Ce métro présente une caractéristique de sécurité intéressante: les quais d'embarquement sont protégés par des portes qui s'ouvrent lorsque la rame arrive, comme les portes d'un ascenseur; ainsi personne ne peut tomber sur les rails. Ce métro est généralement souterrain, mais il sort aussi sur des rampes surélevées, ce qui a réduit les coûts de construction. Ce type de métro a été installé dans plusieurs autres lieux: aéroports de Paris (CDGVAL et ORLYVAL), Turin, Rennes, aéroport Chicago O'Hare, Taipei Rapid Transit... 
Il y a quelques semaines, un groupe a proposé de joindre Lévis en partant du centre des congrès, passer sous le fleuve et terminer à la gare du Palais. Je sais que le VAL peut faire un tel trajet, malgré les pentes et les courbes accentuées. On pourrait allonger le trajet jusqu'au secteur d'Estimauville; on pourrait ainsi desservir le Cegep de Limoilou, l'hôpital l'Enfant-Jésus et les édifices fédéraux de ce secteur. Cette partie ajoutée pourrait être aérienne avec un coût moindre qu'un métro souterrain. Il faut cependant avoir une station qui donne accès à la correspondance près du Parlement; c'est réalisable si on pense utiliser la fin du tunnel de l'autoroute Dufferin-Montmorency.
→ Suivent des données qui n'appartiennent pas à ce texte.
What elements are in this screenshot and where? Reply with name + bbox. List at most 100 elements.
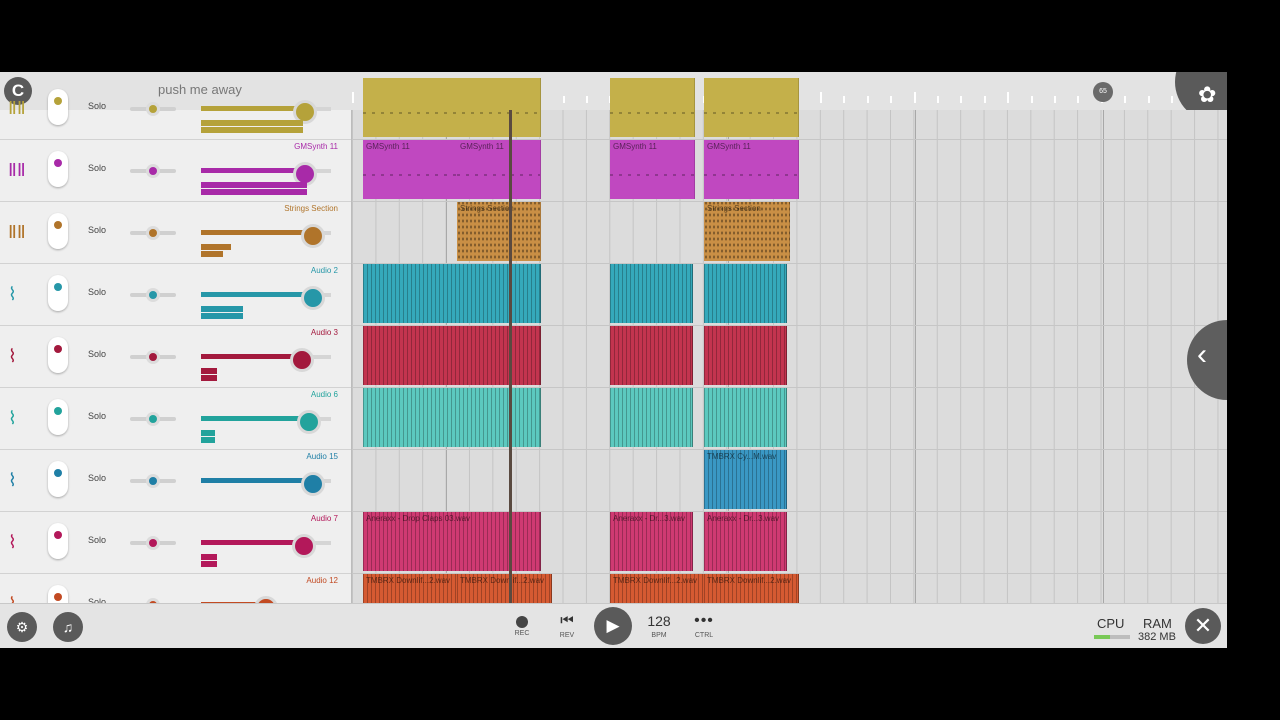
mute-toggle[interactable]	[48, 151, 68, 187]
chevron-left-icon[interactable]: ‹	[1197, 338, 1207, 372]
track-name[interactable]: Audio 3	[311, 328, 338, 337]
piano-instrument-icon[interactable]: ⅡⅡ	[8, 223, 26, 241]
track-row[interactable]: ⅡⅡ Solo	[0, 77, 351, 140]
mixer-button[interactable]: ⚙	[7, 612, 37, 642]
arrangement-clip[interactable]	[610, 388, 693, 447]
row-separator	[352, 387, 1227, 388]
track-name[interactable]: Audio 15	[306, 452, 338, 461]
track-name[interactable]: Strings Section	[284, 204, 338, 213]
pan-knob-center	[149, 291, 157, 299]
clip-label: TMBRX Cy...M.wav	[707, 452, 777, 461]
piano-instrument-icon[interactable]: ⅡⅡ	[8, 161, 26, 179]
arrangement-grid[interactable]: GMSynth 11 GMSynth 11 GMSynth 11 GMSynth 11…	[352, 78, 1227, 633]
arrangement-clip[interactable]: GMSynth 11	[363, 140, 458, 199]
mute-toggle[interactable]	[48, 275, 68, 311]
row-separator	[352, 511, 1227, 512]
solo-button[interactable]: Solo	[88, 287, 106, 297]
play-button[interactable]: ▶	[594, 607, 632, 645]
arrangement-clip[interactable]	[363, 78, 541, 137]
close-button[interactable]: ✕	[1185, 608, 1221, 644]
track-row[interactable]: ⅡⅡ Solo Strings Section	[0, 201, 351, 264]
pan-knob[interactable]	[146, 536, 160, 550]
arrangement-clip[interactable]	[363, 264, 541, 323]
bpm-value: 128	[647, 613, 671, 629]
pan-knob[interactable]	[146, 350, 160, 364]
record-button[interactable]: REC	[512, 612, 532, 637]
rewind-button[interactable]: ⏮ REV	[556, 612, 578, 639]
solo-button[interactable]: Solo	[88, 349, 106, 359]
clip-label: TMBRX Downlif...2.wav	[707, 576, 792, 585]
solo-button[interactable]: Solo	[88, 225, 106, 235]
bar-marker[interactable]: 65	[1093, 82, 1113, 102]
arrangement-clip[interactable]: GMSynth 11	[457, 140, 541, 199]
pan-knob[interactable]	[146, 164, 160, 178]
track-name[interactable]: GMSynth 11	[294, 142, 338, 151]
volume-slider-knob[interactable]	[300, 224, 325, 248]
tempo-control[interactable]: 128 BPM	[644, 612, 674, 639]
track-name[interactable]: Audio 12	[306, 576, 338, 585]
audio-waveform-icon[interactable]: ⌇	[8, 471, 17, 489]
ruler-tick	[1077, 96, 1080, 103]
track-row[interactable]: ⌇ Solo Audio 3	[0, 325, 351, 388]
volume-slider-knob[interactable]	[291, 534, 316, 558]
arrangement-clip[interactable]	[704, 264, 787, 323]
playhead[interactable]	[509, 110, 512, 603]
audio-waveform-icon[interactable]: ⌇	[8, 409, 17, 427]
level-meter	[201, 368, 217, 374]
track-row[interactable]: ⅡⅡ Solo GMSynth 11	[0, 139, 351, 202]
arrangement-clip[interactable]: Aneraxx - Dr...3.wav	[704, 512, 787, 571]
track-name[interactable]: Audio 6	[311, 390, 338, 399]
arrangement-clip[interactable]	[704, 326, 787, 385]
solo-button[interactable]: Solo	[88, 163, 106, 173]
volume-slider-knob[interactable]	[300, 472, 325, 496]
mute-toggle[interactable]	[48, 523, 68, 559]
arrangement-clip[interactable]: Strings Section	[457, 202, 541, 261]
track-row[interactable]: ⌇ Solo Audio 7	[0, 511, 351, 574]
solo-button[interactable]: Solo	[88, 473, 106, 483]
piano-settings-button[interactable]: ♫	[53, 612, 83, 642]
volume-slider-knob[interactable]	[290, 348, 315, 372]
mute-toggle[interactable]	[48, 213, 68, 249]
solo-button[interactable]: Solo	[88, 411, 106, 421]
arrangement-clip[interactable]	[363, 326, 541, 385]
piano-instrument-icon[interactable]: ⅡⅡ	[8, 99, 26, 117]
level-meter	[201, 306, 243, 312]
pan-knob[interactable]	[146, 474, 160, 488]
mute-toggle[interactable]	[48, 399, 68, 435]
track-row[interactable]: ⌇ Solo Audio 6	[0, 387, 351, 450]
arrangement-clip[interactable]: GMSynth 11	[610, 140, 695, 199]
arrangement-clip[interactable]	[610, 326, 693, 385]
arrangement-clip[interactable]	[363, 388, 541, 447]
arrangement-clip[interactable]	[704, 388, 787, 447]
pan-knob[interactable]	[146, 412, 160, 426]
audio-waveform-icon[interactable]: ⌇	[8, 347, 17, 365]
solo-button[interactable]: Solo	[88, 535, 106, 545]
arrangement-clip[interactable]: Aneraxx - Dr...3.wav	[610, 512, 693, 571]
audio-waveform-icon[interactable]: ⌇	[8, 533, 17, 551]
track-row[interactable]: ⌇ Solo Audio 15	[0, 449, 351, 512]
arrangement-clip[interactable]	[610, 264, 693, 323]
pan-knob[interactable]	[146, 102, 160, 116]
arrangement-clip[interactable]: TMBRX Cy...M.wav	[704, 450, 787, 509]
arrangement-clip[interactable]: GMSynth 11	[704, 140, 799, 199]
track-row[interactable]: ⌇ Solo Audio 2	[0, 263, 351, 326]
mute-toggle[interactable]	[48, 337, 68, 373]
arrangement-clip[interactable]: Strings Section	[704, 202, 790, 261]
solo-button[interactable]: Solo	[88, 101, 106, 111]
mute-toggle[interactable]	[48, 89, 68, 125]
track-name[interactable]: Audio 2	[311, 266, 338, 275]
pan-knob[interactable]	[146, 226, 160, 240]
arrangement-clip[interactable]	[704, 78, 799, 137]
arrangement-clip[interactable]: Aneraxx - Drop Claps 03.wav	[363, 512, 541, 571]
arrangement-clip[interactable]	[610, 78, 695, 137]
pan-knob[interactable]	[146, 288, 160, 302]
ruler-tick	[1171, 96, 1173, 103]
controls-menu-button[interactable]: ••• CTRL	[690, 612, 718, 639]
volume-slider-fill	[201, 354, 303, 359]
track-name[interactable]: Audio 7	[311, 514, 338, 523]
volume-slider-knob[interactable]	[296, 410, 321, 434]
mute-toggle[interactable]	[48, 461, 68, 497]
volume-slider-knob[interactable]	[300, 286, 325, 310]
fruit-logo-icon[interactable]: ✿	[1198, 82, 1216, 108]
audio-waveform-icon[interactable]: ⌇	[8, 285, 17, 303]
Du côté de Lévis, les autobus pourraient circuler avec des passagers dans les 2 sens sur la 138, tant le matin que le soir.
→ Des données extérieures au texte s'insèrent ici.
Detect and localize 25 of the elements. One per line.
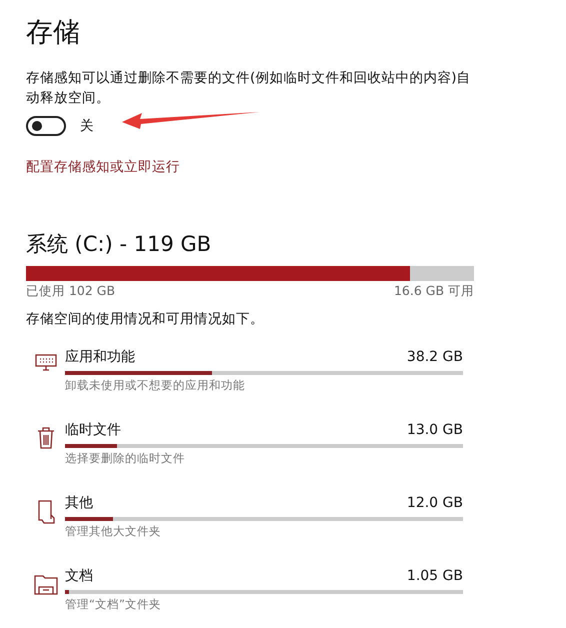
trash-icon [36, 427, 54, 449]
category-name[interactable]: 应用和功能 [65, 348, 135, 366]
category-size: 1.05 GB [406, 568, 463, 584]
used-space: 已使用 102 GB [26, 283, 116, 300]
toggle-state: 关 [80, 117, 94, 135]
monitor-icon [34, 354, 56, 372]
category-name[interactable]: 文档 [65, 566, 93, 584]
category-hint: 选择要删除的临时文件 [65, 451, 186, 466]
page-title: 存储 [26, 16, 81, 50]
folder-icon [34, 573, 58, 595]
category-size: 38.2 GB [406, 348, 463, 364]
storage-sense-description: 存储感知可以通过删除不需要的文件(例如临时文件和回收站中的内容)自动释放空间。 [26, 69, 472, 108]
usage-description: 存储空间的使用情况和可用情况如下。 [26, 310, 265, 328]
drive-title: 系统 (C:) - 119 GB [26, 231, 212, 258]
configure-link[interactable]: 配置存储感知或立即运行 [26, 158, 180, 176]
category-name[interactable]: 其他 [65, 494, 93, 512]
category-hint: 卸载未使用或不想要的应用和功能 [65, 378, 246, 393]
category-hint: 管理“文档”文件夹 [65, 597, 162, 612]
category-name[interactable]: 临时文件 [65, 420, 121, 438]
category-hint: 管理其他大文件夹 [65, 524, 162, 539]
document-icon [36, 500, 54, 524]
category-size: 12.0 GB [406, 494, 463, 510]
category-size: 13.0 GB [406, 422, 463, 438]
toggle-switch[interactable] [26, 116, 66, 136]
free-space: 16.6 GB 可用 [394, 283, 474, 300]
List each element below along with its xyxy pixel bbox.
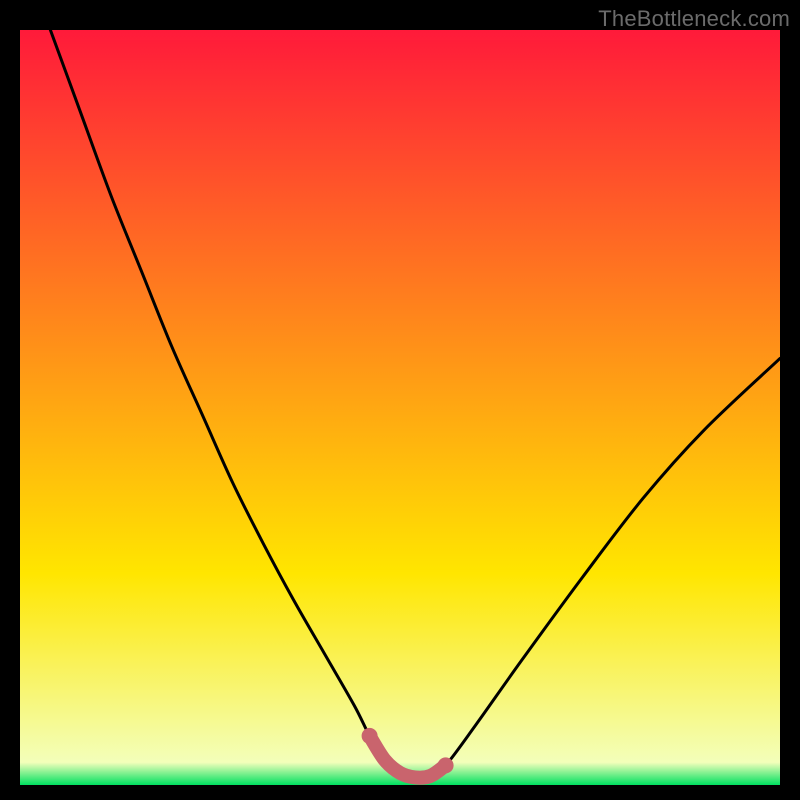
watermark-label: TheBottleneck.com: [598, 6, 790, 32]
gradient-plot-area: [20, 30, 780, 785]
highlight-dot: [438, 757, 454, 773]
chart-svg: [0, 0, 800, 800]
highlight-dot: [362, 728, 378, 744]
chart-stage: TheBottleneck.com: [0, 0, 800, 800]
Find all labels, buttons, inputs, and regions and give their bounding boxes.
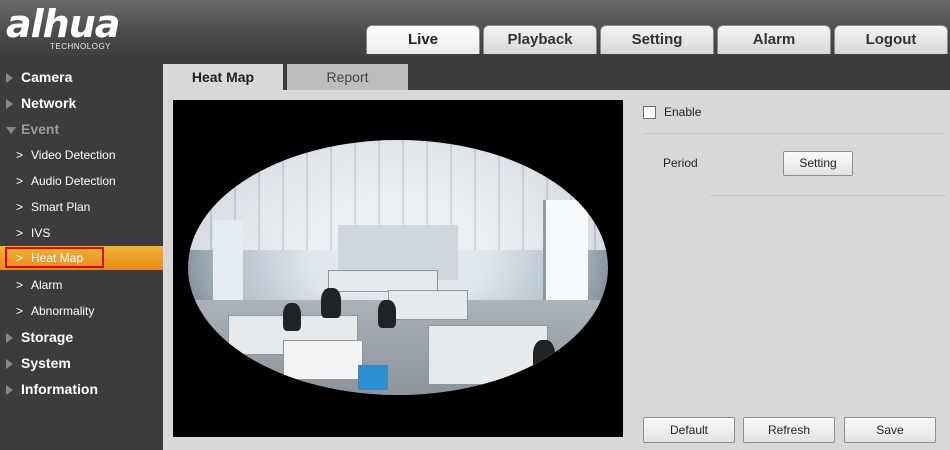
nav-tab-playback[interactable]: Playback bbox=[483, 25, 597, 54]
chevron-right-icon: > bbox=[16, 304, 24, 318]
chevron-right-icon: > bbox=[16, 148, 24, 162]
nav-tab-setting[interactable]: Setting bbox=[600, 25, 714, 54]
sidebar-item-network[interactable]: Network bbox=[0, 91, 163, 115]
sidebar-item-label: Alarm bbox=[31, 278, 63, 292]
sidebar-item-video-detection[interactable]: > Video Detection bbox=[0, 143, 163, 167]
sidebar-item-label: Camera bbox=[21, 69, 73, 85]
sidebar-item-label: IVS bbox=[31, 226, 51, 240]
sidebar-item-heat-map[interactable]: > Heat Map bbox=[0, 246, 163, 270]
nav-tab-live[interactable]: Live bbox=[366, 25, 480, 54]
sidebar-item-ivs[interactable]: > IVS bbox=[0, 221, 163, 245]
video-preview bbox=[173, 100, 623, 437]
nav-tab-alarm[interactable]: Alarm bbox=[717, 25, 831, 54]
sidebar: Camera Network Event > Video Detection >… bbox=[0, 56, 163, 450]
sidebar-item-label: Information bbox=[21, 381, 98, 397]
save-button[interactable]: Save bbox=[844, 417, 936, 443]
sidebar-item-information[interactable]: Information bbox=[0, 377, 163, 401]
chevron-right-icon: > bbox=[16, 226, 24, 240]
collapse-arrow-icon bbox=[6, 127, 16, 134]
brand-tagline: TECHNOLOGY bbox=[50, 42, 112, 51]
sidebar-item-smart-plan[interactable]: > Smart Plan bbox=[0, 195, 163, 219]
sidebar-item-label: Network bbox=[21, 95, 77, 111]
refresh-button[interactable]: Refresh bbox=[743, 417, 835, 443]
sidebar-item-alarm[interactable]: > Alarm bbox=[0, 273, 163, 297]
expand-arrow-icon bbox=[6, 333, 13, 343]
expand-arrow-icon bbox=[6, 73, 13, 83]
fisheye-camera-image bbox=[188, 140, 608, 395]
enable-checkbox[interactable] bbox=[643, 106, 656, 119]
period-setting-button[interactable]: Setting bbox=[783, 151, 853, 176]
tab-report[interactable]: Report bbox=[287, 64, 408, 90]
sidebar-item-label: System bbox=[21, 355, 71, 371]
sidebar-item-label: Event bbox=[21, 121, 60, 137]
sidebar-item-label: Abnormality bbox=[31, 304, 95, 318]
sidebar-item-label: Heat Map bbox=[31, 251, 84, 265]
top-bar: alhua TECHNOLOGY Live Playback Setting A… bbox=[0, 0, 950, 56]
sidebar-item-label: Storage bbox=[21, 329, 74, 345]
divider bbox=[710, 195, 946, 196]
sidebar-item-camera[interactable]: Camera bbox=[0, 65, 163, 89]
sidebar-item-abnormality[interactable]: > Abnormality bbox=[0, 299, 163, 323]
chevron-right-icon: > bbox=[16, 278, 24, 292]
sidebar-item-label: Audio Detection bbox=[31, 174, 116, 188]
divider bbox=[643, 133, 946, 134]
sidebar-item-system[interactable]: System bbox=[0, 351, 163, 375]
sidebar-item-audio-detection[interactable]: > Audio Detection bbox=[0, 169, 163, 193]
nav-tab-logout[interactable]: Logout bbox=[834, 25, 948, 54]
period-label: Period bbox=[663, 156, 698, 170]
sidebar-item-label: Video Detection bbox=[31, 148, 116, 162]
expand-arrow-icon bbox=[6, 359, 13, 369]
tab-heat-map[interactable]: Heat Map bbox=[163, 64, 283, 90]
sidebar-item-storage[interactable]: Storage bbox=[0, 325, 163, 349]
sidebar-item-label: Smart Plan bbox=[31, 200, 91, 214]
chevron-right-icon: > bbox=[16, 251, 24, 265]
brand-name: alhua bbox=[6, 2, 120, 46]
sidebar-item-event[interactable]: Event bbox=[0, 117, 163, 141]
enable-label: Enable bbox=[664, 105, 702, 119]
expand-arrow-icon bbox=[6, 385, 13, 395]
expand-arrow-icon bbox=[6, 99, 13, 109]
chevron-right-icon: > bbox=[16, 174, 24, 188]
default-button[interactable]: Default bbox=[643, 417, 735, 443]
chevron-right-icon: > bbox=[16, 200, 24, 214]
Puisque c'est un métro sans chauffeur, M Labeaume va être content, on peut l'opérer avec deux contrôleurs pour les fins de semaine et certaines nuits comme lors du Festival d'été, la Saint-Jean-Baptiste, le 31 décembre, lors du Carnaval. On pourrait ainsi dégager plus rapidement les Plaines d'Abraham. On peut même penser utiliser les traversiers seulement l'été pour les touristes et les amateurs de croisière sur le fleuve... Fini avec les marées hautes, les glaces et autres tracas du traversier. 
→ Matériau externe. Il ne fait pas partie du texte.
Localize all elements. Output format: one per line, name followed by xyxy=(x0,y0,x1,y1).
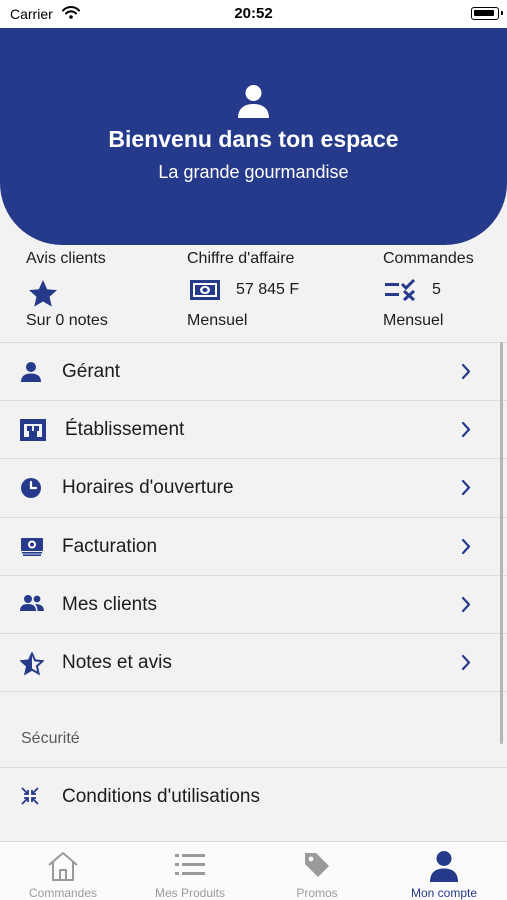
tab-label: Promos xyxy=(296,886,338,900)
clock-icon xyxy=(20,477,44,499)
stat-revenue-title: Chiffre d'affaire xyxy=(187,250,295,267)
menu-item-label: Notes et avis xyxy=(62,651,172,673)
chevron-right-icon xyxy=(461,421,471,443)
tab-promos[interactable]: Promos xyxy=(254,842,380,900)
security-section-title: Sécurité xyxy=(21,730,80,748)
shop-name: La grande gourmandise xyxy=(158,162,349,182)
stat-reviews-title: Avis clients xyxy=(26,250,106,267)
tab-label: Mon compte xyxy=(410,886,478,900)
storefront-icon xyxy=(20,419,46,442)
menu-item-label: Mes clients xyxy=(62,593,158,615)
menu-item-facturation[interactable]: Facturation xyxy=(0,516,507,575)
menu-item-label: Gérant xyxy=(62,361,121,382)
tag-icon xyxy=(254,851,380,879)
profile-header: Bienvenu dans ton espace La grande gourm… xyxy=(0,28,507,245)
chevron-right-icon xyxy=(461,538,471,560)
person-icon xyxy=(20,361,44,383)
compress-icon xyxy=(20,786,44,808)
menu-item-label: Établissement xyxy=(65,419,185,441)
menu-item-conditions[interactable]: Conditions d'utilisations xyxy=(0,767,507,825)
stat-revenue-value: 57 845 F xyxy=(236,281,300,298)
tab-mon-compte[interactable]: Mon compte xyxy=(381,842,507,900)
chevron-right-icon xyxy=(461,654,471,676)
tab-label: Commandes xyxy=(28,886,98,900)
tab-commandes[interactable]: Commandes xyxy=(0,842,126,900)
star-icon xyxy=(26,278,60,315)
status-time: 20:52 xyxy=(234,5,273,22)
chevron-right-icon xyxy=(461,363,471,385)
account-menu: Gérant Établissement Horaires d'ouvertur… xyxy=(0,342,507,825)
star-half-icon xyxy=(19,650,45,676)
menu-item-label: Conditions d'utilisations xyxy=(62,786,260,808)
tab-bar: Commandes Mes Produits Promos Mon compte xyxy=(0,841,507,900)
scrollbar[interactable] xyxy=(500,342,503,744)
people-icon xyxy=(20,594,44,616)
stat-orders-value: 5 xyxy=(432,281,441,298)
money-icon xyxy=(20,536,44,558)
user-avatar-icon xyxy=(237,84,270,123)
menu-item-notes-avis[interactable]: Notes et avis xyxy=(0,632,507,691)
menu-item-clients[interactable]: Mes clients xyxy=(0,574,507,633)
menu-item-gerant[interactable]: Gérant xyxy=(0,342,507,400)
menu-item-label: Facturation xyxy=(62,535,158,557)
welcome-title: Bienvenu dans ton espace xyxy=(108,126,399,152)
account-icon xyxy=(381,850,507,882)
menu-item-label: Horaires d'ouverture xyxy=(62,477,234,499)
stat-orders-title: Commandes xyxy=(383,250,474,267)
menu-item-horaires[interactable]: Horaires d'ouverture xyxy=(0,458,507,516)
list-icon xyxy=(127,854,253,876)
banknote-icon xyxy=(190,280,220,305)
home-icon xyxy=(0,850,126,882)
stat-reviews-subtitle: Sur 0 notes xyxy=(26,312,108,329)
battery-icon xyxy=(471,7,503,20)
status-bar: Carrier 20:52 xyxy=(0,0,507,28)
menu-item-etablissement[interactable]: Établissement xyxy=(0,400,507,458)
tab-label: Mes Produits xyxy=(154,886,226,900)
chevron-right-icon xyxy=(461,479,471,501)
stat-orders-subtitle: Mensuel xyxy=(383,312,444,329)
tab-mes-produits[interactable]: Mes Produits xyxy=(127,842,253,900)
security-section-header: Sécurité xyxy=(0,691,507,767)
chevron-right-icon xyxy=(461,596,471,618)
stat-revenue-subtitle: Mensuel xyxy=(187,312,248,329)
checklist-icon xyxy=(385,278,417,306)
Le trajet proposé comporterait environ 9 km dont 5 km souterrains. Il y aurait neuf stations: centre des congrès de Lévis, colline Desjardins/Galerie Chagnon, Hôtel-Dieu de Lévis ou quai Paquet, Petit Champlain, tunnel Dufferin-Montmorency, gare du Palais, Cegep de Limoilou, hôpital de l'Enfant-Jésus, terminus Beauport ou Parc-O-Bus voisin. La prolongation du métro de Montréal vers Laval a coûté 143 M$/km entre 2002 à 2007. Les déblais seraient moindres, mais les coûts augmentent d'année en année. On peut estimer 140 M$/km pour la portion souterraine, 60 M$/km pour les parties extérieures et ajouter le coût des stations et du garage en extrémité de ligne, un total d'environ 1,2 G$. 
Et le troisième lien avec cette solution? Quand les usagers verront la rapidité de transport avec ces rames de métro, il y aura plus d'usagers pour le transport en commun entre les deux rives aux heures de pointe. Et si on l'apprécie assez, on pourrait penser à une autre ligne partant de Charlesbourg, passant par la Colline parlementaire et continuant jusqu'à l'aéroport, enfin! Dans l'agglomération de Lille, le métro a drainé une bonne quantité d'automobilistes.
Une prémisse à cette solution est que les 2 sociétés de transport soient fusionnées pour travailler à des solutions régionales plutôt qu'à leur seul intérêt. La structure du coût du transport en commun devra tenir compte de cette nouvelle réalité.
Cette solution utilise les mêmes montants que le SRB, mais je pense que c'est plus avantageux d'avoir un troisième lien dédié au transport en commun et à l'abri des périodes de givre sur les ponts.